Und so fing Trump bereits schon früh an, in seiner einfachen bildhaften Sprache, schmutzige Bilder zu zeichnen. Beispiele, die mir gerade dazu einfallen, sind, dass er bei einem Kandidatenduell öffentlich äußerte, dass Marco Rubio, ein republikanischer Politiker aus Florida, bei seinen Auftritten immer so schwitzt und dass sei ja so ekelig. Ein anderes Mal erzählte Trump, die Mexikaner seien so dreckig und bringen viele Krankheiten ins Land und für mich der absolute Höhepunkt war, als Trump im TV nach einer Werbepause äußerte, Hillary war gerade auf der Toilette, er wollte gar nicht wissen, was sie dort gemacht hatte, es sei ja so ekelerregend. Dann erklärt er zusätzlich, dass er, also Trump, ganz große Angst vor Bakterien hätte und sich ständig die Hände waschen würde. Damit transportiert er, dass er ein ganz reiner Mensch sei. Das ist perfektes Storymarketing auf den Punkt gebracht. Erst bringt er jeden seiner politischen Gegner mit Schmutz, Ekel und Krankheit in Verbindung und dann stellt er sich als reinen Helden, als Saubermann von Amerika, hin. Sprachtechnisch gesehen – ganz großes Kino.

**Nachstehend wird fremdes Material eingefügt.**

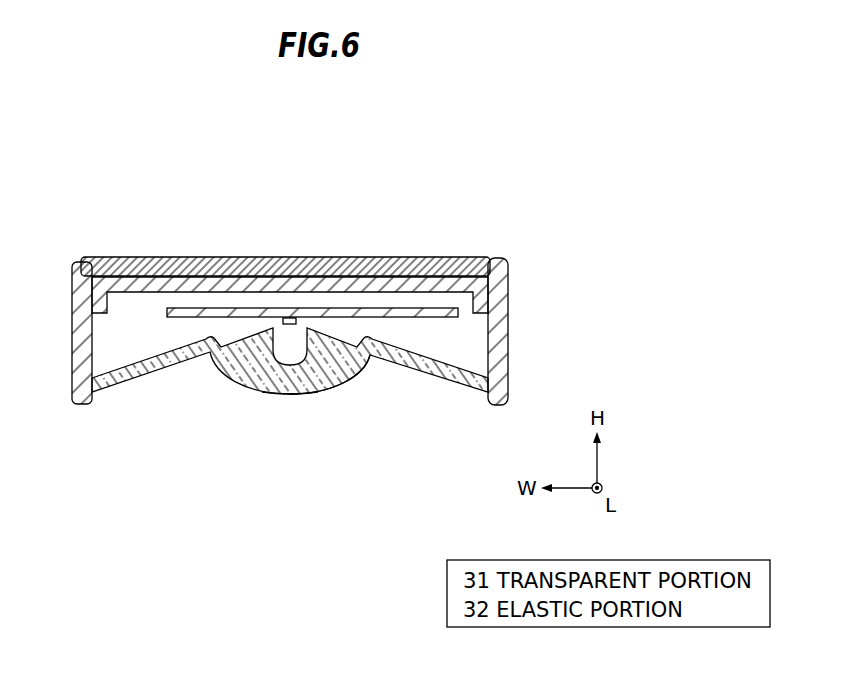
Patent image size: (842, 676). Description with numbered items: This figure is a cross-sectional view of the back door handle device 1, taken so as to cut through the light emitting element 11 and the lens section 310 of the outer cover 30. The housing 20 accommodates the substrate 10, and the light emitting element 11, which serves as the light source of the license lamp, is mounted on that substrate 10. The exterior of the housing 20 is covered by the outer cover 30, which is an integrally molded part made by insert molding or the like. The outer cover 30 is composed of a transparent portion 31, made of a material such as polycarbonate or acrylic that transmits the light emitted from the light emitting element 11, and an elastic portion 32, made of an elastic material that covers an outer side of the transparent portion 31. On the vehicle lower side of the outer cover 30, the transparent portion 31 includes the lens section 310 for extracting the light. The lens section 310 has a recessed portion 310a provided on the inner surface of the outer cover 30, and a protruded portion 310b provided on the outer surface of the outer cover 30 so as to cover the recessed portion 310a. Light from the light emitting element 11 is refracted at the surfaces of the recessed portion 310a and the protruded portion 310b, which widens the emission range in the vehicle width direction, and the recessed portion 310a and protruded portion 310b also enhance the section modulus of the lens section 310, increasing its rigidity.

The back door handle device 1 is at (459, 152).
The substrate 10 is at (458, 314).
The light emitting element 11 is at (291, 318).
The housing 20 is at (454, 280).
The outer cover 30 is at (197, 172).
The transparent portion 31 is at (78, 258).
The elastic portion 32 is at (148, 267).
The lens section 310 is at (248, 373).
The recessed portion 310a is at (320, 391).
The protruded portion 310b is at (287, 394).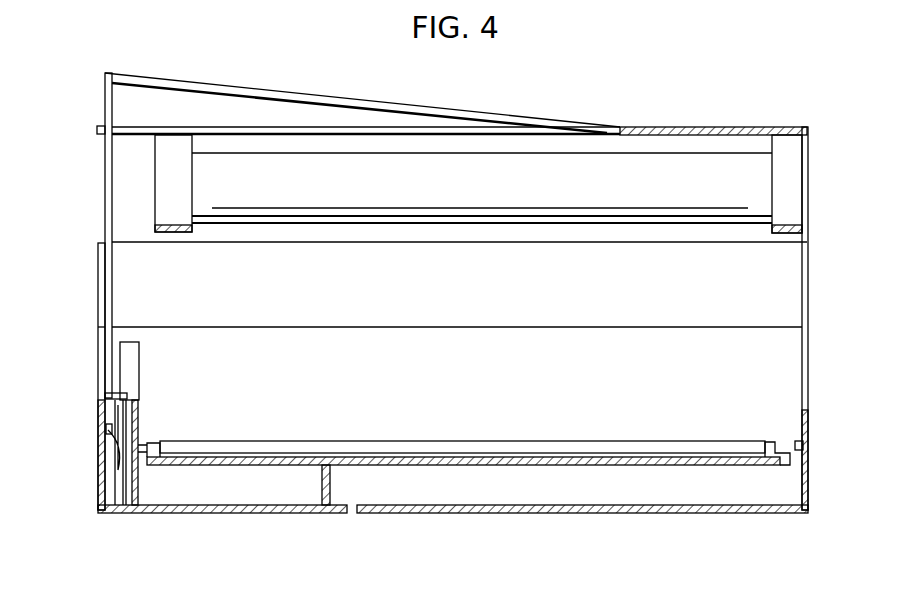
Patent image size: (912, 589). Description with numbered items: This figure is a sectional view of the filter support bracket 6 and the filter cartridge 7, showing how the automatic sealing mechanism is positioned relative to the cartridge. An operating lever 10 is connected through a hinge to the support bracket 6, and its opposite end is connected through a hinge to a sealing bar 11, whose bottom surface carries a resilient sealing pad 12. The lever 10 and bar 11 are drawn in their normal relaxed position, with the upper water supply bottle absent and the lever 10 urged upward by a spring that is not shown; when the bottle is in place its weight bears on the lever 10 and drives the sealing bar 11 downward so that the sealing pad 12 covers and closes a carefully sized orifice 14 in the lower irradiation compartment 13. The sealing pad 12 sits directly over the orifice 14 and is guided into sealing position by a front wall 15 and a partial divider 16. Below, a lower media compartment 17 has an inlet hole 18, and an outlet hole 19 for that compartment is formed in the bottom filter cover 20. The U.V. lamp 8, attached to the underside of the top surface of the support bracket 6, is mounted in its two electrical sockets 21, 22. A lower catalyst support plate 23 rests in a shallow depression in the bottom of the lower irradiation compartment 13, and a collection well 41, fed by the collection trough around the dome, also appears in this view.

The filter support bracket 6 is at (655, 127).
The filter cartridge 7 is at (812, 288).
The U.V. lamp 8 is at (717, 152).
The operating lever 10 is at (262, 88).
The sealing bar 11 is at (105, 178).
The sealing pad 12 is at (108, 398).
The lower irradiation compartment 13 is at (542, 428).
The orifice 14 is at (117, 450).
The front wall 15 is at (108, 432).
The partial divider 16 is at (140, 427).
The lower media compartment 17 is at (458, 483).
The inlet hole 18 is at (792, 441).
The outlet hole 19 is at (348, 513).
The bottom filter cover 20 is at (212, 513).
The electrical socket 21 is at (177, 185).
The electrical socket 22 is at (795, 187).
The lower catalyst support plate 23 is at (615, 447).
The collection well 41 is at (120, 505).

gitm: Woher nehmen Sie Ihre Annahme, die AfD könnte zur zweitstärksten Kraft in Deutschland werden?

Marcus Giers: Zum einen genügt ein Blick auf die aktuellen Umfragewerte. Die Verteidigungsministerin Frau von der Leyen erklärte in einer TV–Sendung im ZDF, dass man das Ergebnis Trumps wissenschaftlich untersuchen lassen will, um herauszufinden, wie es eigentlich soweit kommen konnte. Weiter hätte die Ministerin die Hose nicht runterlassen können. Im Grunde kann man sagen, schlimmer geht es nimmer. Und genau diese Unfähigkeit, diese Ohnmacht der großen Parteien, wird die AfD wissen, zielgerichtet auszunutzen. Da muss man kein großer Experte sein.